Brain molecule helps ‘wake up’ cells could help tackle MS

Photo by Faculty of Medicine & Dentistry

Anastassia Voronova is co-author of a study that could point the way toward treatments that could restore myelin.

An immunological molecule called fractalkine can boost the production of brain cells that produce myelin, a key factor in diseases such as multiple sclerosis, according to recent research from the University of Alberta.

Myelin is an insulating layer around nerves that is gradually worn away by inflammation in multiple sclerosis and similar diseases. Without this layer, the nerve impulses that travel through the body are slowed, causing neurological problems.

Though there are therapies that manage symptoms or attempt to slow the progression of neurodegenerative diseases, effective treatments would require restoring lost myelin. Finding methods to kick the myelination process into high gear is a crucial step in the quest for treatment.

Anastassia Voronova, assistant professor in the Department of Medical Genetics and Canada Research Chair in Neural Stem Cell Biology, explains that neural stem cells produce a variety of brain cells, including oligodendrocytes, a type of cell in the central nervous system and peripheral nervous system. Oligodendrocytes are the only brain cells that produce myelin.

“During development, these neural stem cells build the brain. In the adult brain, part of the reason they exist is to replenish damaged or lost cells, including oligodendrocytes,” said Voronova, who is also a member of the Neuroscience and Mental Health Institute and the Women and Children’s Health Research Institute.

“However, especially in humans, replacement of oligodendrocytes is very inefficient. The goal of my lab is to identify molecules that are capable of ‘waking up’ those neural stem cells we all have in our brain to replenish those oligodendrocytes.”

Voronova’s study showed that fractalkine — a molecule previously thought to have a role only in the immune system — noticeably stimulated the transformation of neural stem cells into oligodendrocytes.

“The [fractalkine] molecule and receptor work together to elicit a signalling cascade inside of the cell,” said Voronova.

“This is a really interesting era to be doing this science in,” noted Voronova. “I think we’re just starting to appreciate the full spectrum of what these oligodendrocytes can do.”

Voronova’s team is now investigating the remyelination capacity of fractalkine in a mouse model of MS. Voronova also plans to examine whether fractalkine could affect myelination in other neurodegenerative disorders. She added that the immunological nature of fractalkine could also be important for future drug development, as MS and neurodegenerative disorders have a strong immune component.

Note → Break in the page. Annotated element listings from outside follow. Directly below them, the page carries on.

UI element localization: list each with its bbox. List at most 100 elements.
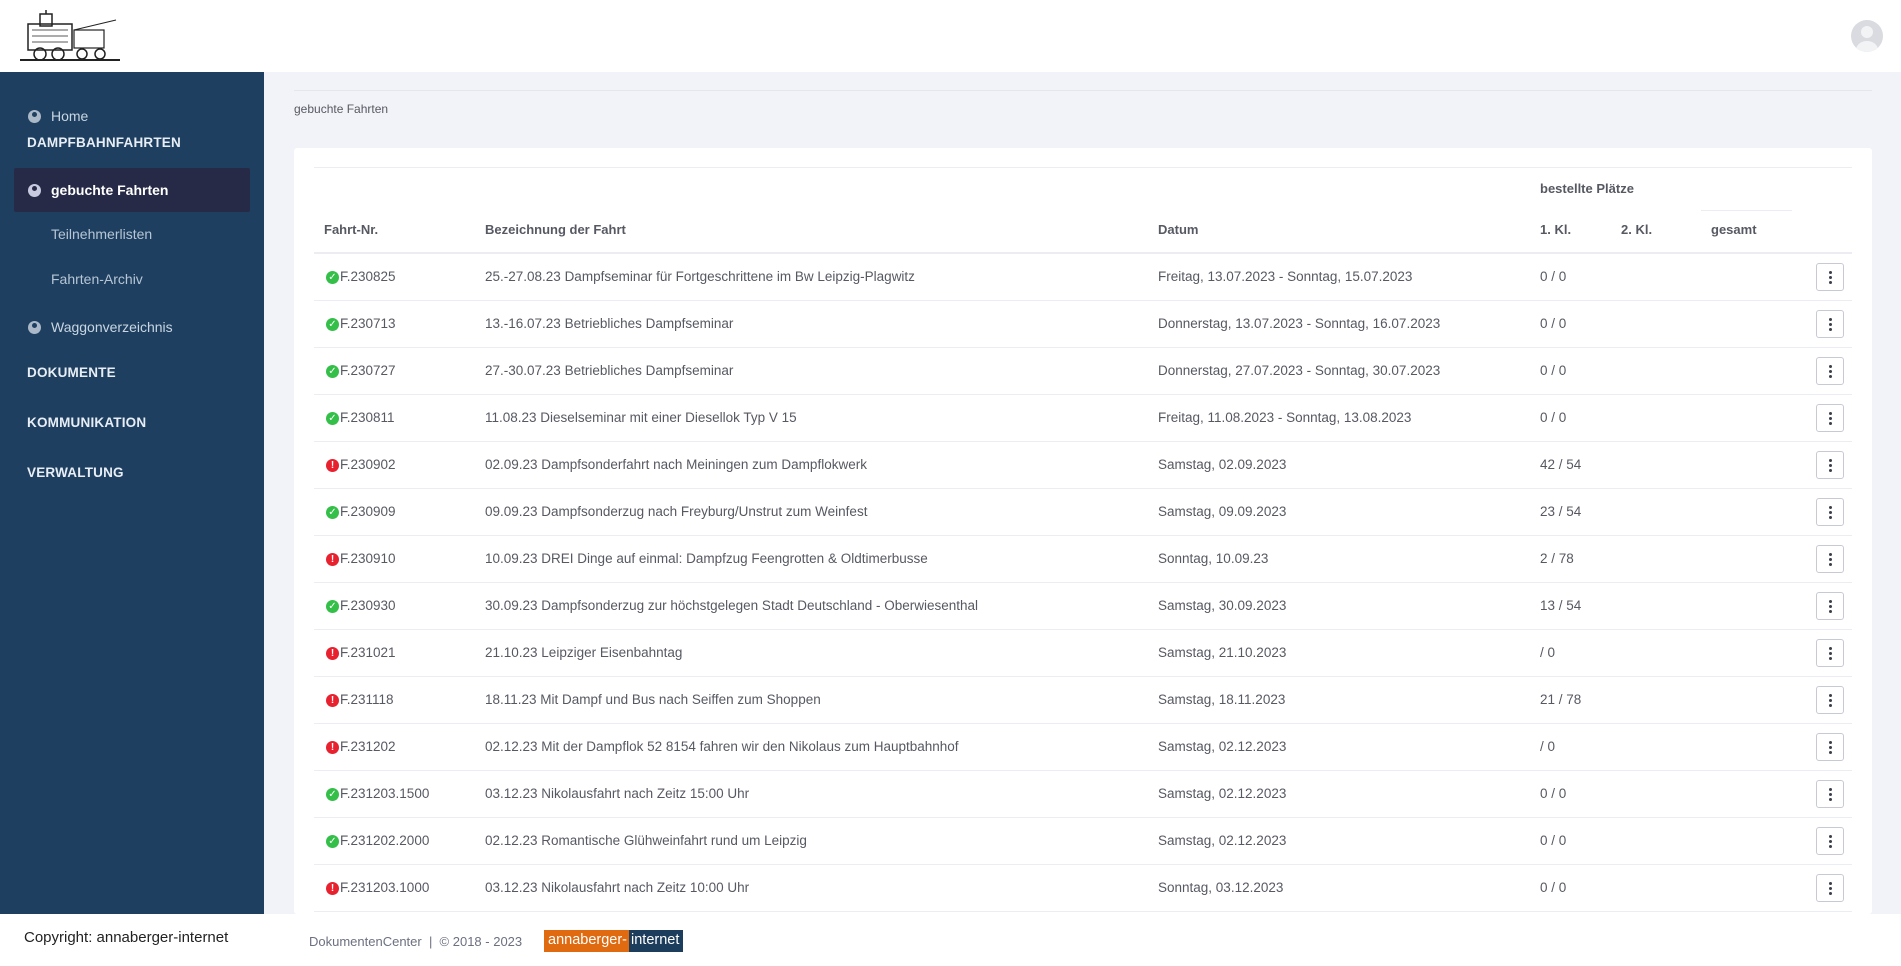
cell-fahrt-nr[interactable]: F.230825 bbox=[340, 269, 396, 284]
cell-1-kl: 2 / 78 bbox=[1540, 551, 1574, 566]
table-row[interactable]: ! F.231203.1000 03.12.23 Nikolausfahrt nac… bbox=[314, 865, 1852, 912]
cell-bezeichnung[interactable]: 21.10.23 Leipziger Eisenbahntag bbox=[485, 645, 682, 660]
cell-bezeichnung[interactable]: 02.09.23 Dampfsonderfahrt nach Meiningen… bbox=[485, 457, 867, 472]
sidebar-section-verwaltung[interactable]: VERWALTUNG bbox=[27, 465, 124, 480]
row-menu-button[interactable] bbox=[1816, 686, 1844, 714]
cell-datum: Samstag, 02.09.2023 bbox=[1158, 457, 1287, 472]
cell-bezeichnung[interactable]: 02.12.23 Romantische Glühweinfahrt rund … bbox=[485, 833, 807, 848]
cell-datum: Sonntag, 03.12.2023 bbox=[1158, 880, 1284, 895]
row-menu-button[interactable] bbox=[1816, 498, 1844, 526]
cell-fahrt-nr[interactable]: F.231202.2000 bbox=[340, 833, 429, 848]
check-circle-icon: ✓ bbox=[326, 365, 339, 378]
sidebar-section-dokumente[interactable]: DOKUMENTE bbox=[27, 365, 116, 380]
cell-fahrt-nr[interactable]: F.230902 bbox=[340, 457, 396, 472]
cell-fahrt-nr[interactable]: F.231203.1000 bbox=[340, 880, 429, 895]
top-bar bbox=[0, 0, 1901, 72]
cell-datum: Samstag, 30.09.2023 bbox=[1158, 598, 1287, 613]
cell-datum: Samstag, 02.12.2023 bbox=[1158, 833, 1287, 848]
more-vertical-icon bbox=[1828, 787, 1832, 801]
exclamation-circle-icon: ! bbox=[326, 647, 339, 660]
sidebar-section-kommunikation[interactable]: KOMMUNIKATION bbox=[27, 415, 146, 430]
sidebar-item-fahrten-archiv[interactable]: Fahrten-Archiv bbox=[51, 271, 143, 287]
row-menu-button[interactable] bbox=[1816, 357, 1844, 385]
table-row[interactable]: ✓ F.231202.2000 02.12.23 Romantische Glühw… bbox=[314, 818, 1852, 865]
column-header-datum[interactable]: Datum bbox=[1158, 222, 1198, 237]
cell-bezeichnung[interactable]: 18.11.23 Mit Dampf und Bus nach Seiffen … bbox=[485, 692, 821, 707]
sidebar-item-waggonverzeichnis[interactable]: Waggonverzeichnis bbox=[14, 305, 250, 349]
table-row[interactable]: ✓ F.230713 13.-16.07.23 Betriebliches Damp… bbox=[314, 301, 1852, 348]
row-menu-button[interactable] bbox=[1816, 733, 1844, 761]
cell-1-kl: / 0 bbox=[1540, 645, 1556, 660]
steam-train-station-logo[interactable] bbox=[20, 10, 120, 62]
column-header-bezeichnung[interactable]: Bezeichnung der Fahrt bbox=[485, 222, 626, 237]
cell-bezeichnung[interactable]: 09.09.23 Dampfsonderzug nach Freyburg/Un… bbox=[485, 504, 867, 519]
table-row[interactable]: ✓ F.231203.1500 03.12.23 Nikolausfahrt nac… bbox=[314, 771, 1852, 818]
cell-fahrt-nr[interactable]: F.230727 bbox=[340, 363, 396, 378]
cell-fahrt-nr[interactable]: F.231203.1500 bbox=[340, 786, 429, 801]
cell-bezeichnung[interactable]: 02.12.23 Mit der Dampflok 52 8154 fahren… bbox=[485, 739, 959, 754]
cell-fahrt-nr[interactable]: F.230930 bbox=[340, 598, 396, 613]
more-vertical-icon bbox=[1828, 552, 1832, 566]
cell-datum: Freitag, 13.07.2023 - Sonntag, 15.07.202… bbox=[1158, 269, 1413, 284]
row-menu-button[interactable] bbox=[1816, 545, 1844, 573]
sidebar-item-label: gebuchte Fahrten bbox=[51, 182, 169, 198]
column-header-2-kl[interactable]: 2. Kl. bbox=[1621, 222, 1652, 237]
table-row[interactable]: ✓ F.230909 09.09.23 Dampfsonderzug nach Fr… bbox=[314, 489, 1852, 536]
row-menu-button[interactable] bbox=[1816, 310, 1844, 338]
cell-fahrt-nr[interactable]: F.231202 bbox=[340, 739, 396, 754]
table-row[interactable]: ! F.230902 02.09.23 Dampfsonderfahrt nach … bbox=[314, 442, 1852, 489]
cell-bezeichnung[interactable]: 03.12.23 Nikolausfahrt nach Zeitz 10:00 … bbox=[485, 880, 749, 895]
cell-fahrt-nr[interactable]: F.231118 bbox=[340, 692, 394, 707]
sidebar-item-gebuchte-fahrten[interactable]: gebuchte Fahrten bbox=[14, 168, 250, 212]
row-menu-button[interactable] bbox=[1816, 404, 1844, 432]
row-menu-button[interactable] bbox=[1816, 827, 1844, 855]
sidebar-section-dampfbahnfahrten[interactable]: DAMPFBAHNFAHRTEN bbox=[27, 135, 181, 150]
cell-fahrt-nr[interactable]: F.230909 bbox=[340, 504, 396, 519]
cell-bezeichnung[interactable]: 25.-27.08.23 Dampfseminar für Fortgeschr… bbox=[485, 269, 915, 284]
row-menu-button[interactable] bbox=[1816, 639, 1844, 667]
more-vertical-icon bbox=[1828, 740, 1832, 754]
row-menu-button[interactable] bbox=[1816, 451, 1844, 479]
cell-datum: Donnerstag, 27.07.2023 - Sonntag, 30.07.… bbox=[1158, 363, 1441, 378]
table-row[interactable]: ✓ F.230811 11.08.23 Dieselseminar mit eine… bbox=[314, 395, 1852, 442]
cell-1-kl: 0 / 0 bbox=[1540, 410, 1567, 425]
row-menu-button[interactable] bbox=[1816, 263, 1844, 291]
cell-1-kl: 0 / 0 bbox=[1540, 269, 1567, 284]
column-header-fahrt-nr[interactable]: Fahrt-Nr. bbox=[324, 222, 378, 237]
cell-fahrt-nr[interactable]: F.230910 bbox=[340, 551, 396, 566]
more-vertical-icon bbox=[1828, 881, 1832, 895]
table-row[interactable]: ✓ F.230727 27.-30.07.23 Betriebliches Damp… bbox=[314, 348, 1852, 395]
copyright-text: Copyright: annaberger-internet bbox=[24, 929, 229, 946]
table-row[interactable]: ! F.231118 18.11.23 Mit Dampf und Bus nach… bbox=[314, 677, 1852, 724]
sidebar-item-home[interactable]: Home bbox=[14, 94, 250, 138]
cell-fahrt-nr[interactable]: F.230811 bbox=[340, 410, 395, 425]
user-avatar[interactable] bbox=[1851, 20, 1883, 52]
row-menu-button[interactable] bbox=[1816, 780, 1844, 808]
more-vertical-icon bbox=[1828, 693, 1832, 707]
cell-bezeichnung[interactable]: 11.08.23 Dieselseminar mit einer Diesell… bbox=[485, 410, 797, 425]
cell-bezeichnung[interactable]: 13.-16.07.23 Betriebliches Dampfseminar bbox=[485, 316, 733, 331]
cell-fahrt-nr[interactable]: F.231021 bbox=[340, 645, 396, 660]
table-row[interactable]: ! F.231021 21.10.23 Leipziger Eisenbahntag… bbox=[314, 630, 1852, 677]
sidebar-item-teilnehmerlisten[interactable]: Teilnehmerlisten bbox=[51, 226, 152, 242]
cell-1-kl: 42 / 54 bbox=[1540, 457, 1582, 472]
cell-bezeichnung[interactable]: 03.12.23 Nikolausfahrt nach Zeitz 15:00 … bbox=[485, 786, 749, 801]
table-row[interactable]: ! F.231202 02.12.23 Mit der Dampflok 52 81… bbox=[314, 724, 1852, 771]
cell-bezeichnung[interactable]: 30.09.23 Dampfsonderzug zur höchstgelege… bbox=[485, 598, 978, 613]
column-header-1-kl[interactable]: 1. Kl. bbox=[1540, 222, 1571, 237]
row-menu-button[interactable] bbox=[1816, 592, 1844, 620]
table-row[interactable]: ✓ F.230930 30.09.23 Dampfsonderzug zur höc… bbox=[314, 583, 1852, 630]
cell-bezeichnung[interactable]: 27.-30.07.23 Betriebliches Dampfseminar bbox=[485, 363, 733, 378]
table-row[interactable]: ✓ F.230825 25.-27.08.23 Dampfseminar für F… bbox=[314, 254, 1852, 301]
more-vertical-icon bbox=[1828, 458, 1832, 472]
cell-fahrt-nr[interactable]: F.230713 bbox=[340, 316, 396, 331]
brand-badge[interactable]: annaberger- internet bbox=[544, 930, 684, 952]
column-header-gesamt[interactable]: gesamt bbox=[1711, 222, 1757, 237]
brand-badge-part: internet bbox=[629, 930, 684, 952]
exclamation-circle-icon: ! bbox=[326, 741, 339, 754]
more-vertical-icon bbox=[1828, 505, 1832, 519]
group-header-bestellte-plaetze: bestellte Plätze bbox=[1540, 181, 1634, 196]
row-menu-button[interactable] bbox=[1816, 874, 1844, 902]
cell-bezeichnung[interactable]: 10.09.23 DREI Dinge auf einmal: Dampfzug… bbox=[485, 551, 928, 566]
table-row[interactable]: ! F.230910 10.09.23 DREI Dinge auf einmal:… bbox=[314, 536, 1852, 583]
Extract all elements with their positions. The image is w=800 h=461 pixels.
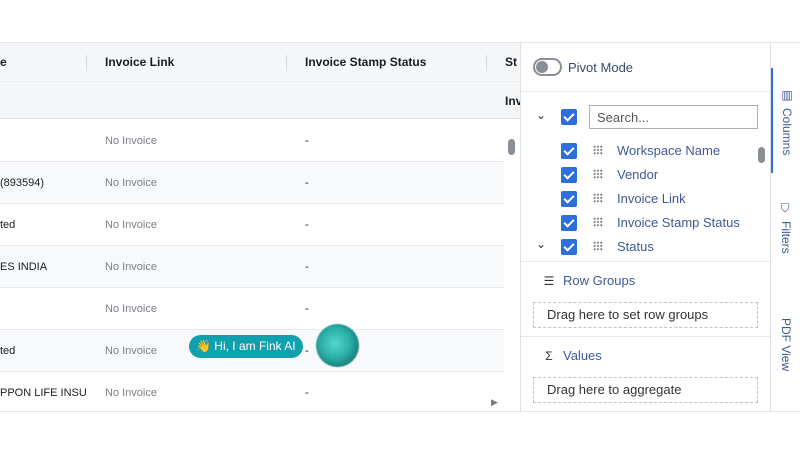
header-separator[interactable] xyxy=(486,55,487,71)
cell-workspace: (893594) xyxy=(0,177,45,189)
column-item-invoice-stamp-status[interactable]: Invoice Stamp Status xyxy=(521,211,761,235)
grid-body: No Invoice - (893594) No Invoice - ted N… xyxy=(0,120,504,411)
pivot-mode-row: Pivot Mode xyxy=(521,43,770,92)
pivot-mode-toggle[interactable] xyxy=(533,58,562,76)
grid-header-row: e Invoice Link Invoice Stamp Status St xyxy=(0,43,520,81)
column-checkbox[interactable] xyxy=(561,239,577,255)
column-select-list: ⌄ Workspace Name Vendor Invoice Link xyxy=(521,92,770,262)
data-grid: e Invoice Link Invoice Stamp Status St I… xyxy=(0,42,800,412)
header-cell-workspace[interactable]: e xyxy=(0,43,80,81)
tab-pdf-view-label: PDF View xyxy=(779,318,793,372)
header-cell-invoice-stamp-status[interactable]: Invoice Stamp Status xyxy=(305,43,475,81)
values-drop-zone[interactable]: Drag here to aggregate xyxy=(533,377,758,403)
row-groups-header: ☰ Row Groups xyxy=(541,262,636,300)
tab-filters[interactable]: ⛉ Filters xyxy=(771,203,800,263)
cell-invoice-stamp-status: - xyxy=(305,387,309,399)
cell-invoice-link[interactable]: No Invoice xyxy=(105,372,265,411)
cell-workspace: ted xyxy=(0,345,16,357)
sigma-icon: Σ xyxy=(545,349,553,363)
tab-filters-label: Filters xyxy=(779,221,793,254)
filter-icon: ⛉ xyxy=(779,203,793,215)
header-cell-status[interactable]: St xyxy=(505,43,520,81)
values-header: Σ Values xyxy=(541,337,602,375)
header-cell-invoice-link[interactable]: Invoice Link xyxy=(105,43,275,81)
tab-pdf-view[interactable]: PDF View xyxy=(771,318,800,383)
select-all-checkbox[interactable] xyxy=(561,109,577,125)
cell-invoice-link[interactable]: No Invoice xyxy=(105,246,265,288)
cell-workspace xyxy=(0,120,86,162)
column-label: Vendor xyxy=(617,167,659,182)
header-separator[interactable] xyxy=(86,55,87,71)
drag-handle-icon[interactable] xyxy=(593,217,603,227)
cell-invoice-link[interactable]: No Invoice xyxy=(105,288,265,330)
top-bar xyxy=(0,0,800,42)
fink-ai-avatar[interactable] xyxy=(316,324,359,367)
table-row[interactable]: ES INDIA No Invoice - xyxy=(0,246,504,288)
column-checkbox[interactable] xyxy=(561,191,577,207)
chevron-down-icon[interactable]: ⌄ xyxy=(535,237,547,251)
column-label: Workspace Name xyxy=(617,143,721,158)
column-label: Invoice Stamp Status xyxy=(617,215,740,230)
cell-invoice-stamp-status: - xyxy=(305,135,309,147)
header-separator[interactable] xyxy=(286,55,287,71)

“Myelin is diminished in a variety of neurodegenerative disorders, which makes the idea of enhancing oligodendrocyte production, and therefore repair of the myelin, so exciting.”

The work was funded by the Natural Sciences and Engineering Research Council of Canada, a European Research Area Network team grant funded through the Canadian Institutes of Health Research, the Canada Research Chairs program and an MS Society of Canada operating grant. First author Adrianne Eve Scovil Watson was supported with graduate studentships by the MS Society of Canada and by the Stollery Children’s Hospital Foundation through the Women and Children’s Health Research Institute.

The study, “Fractalkine signalling regulates oligodendroglial cell genesis from SVZ precursor cells,” was published in Stem Cell Reports.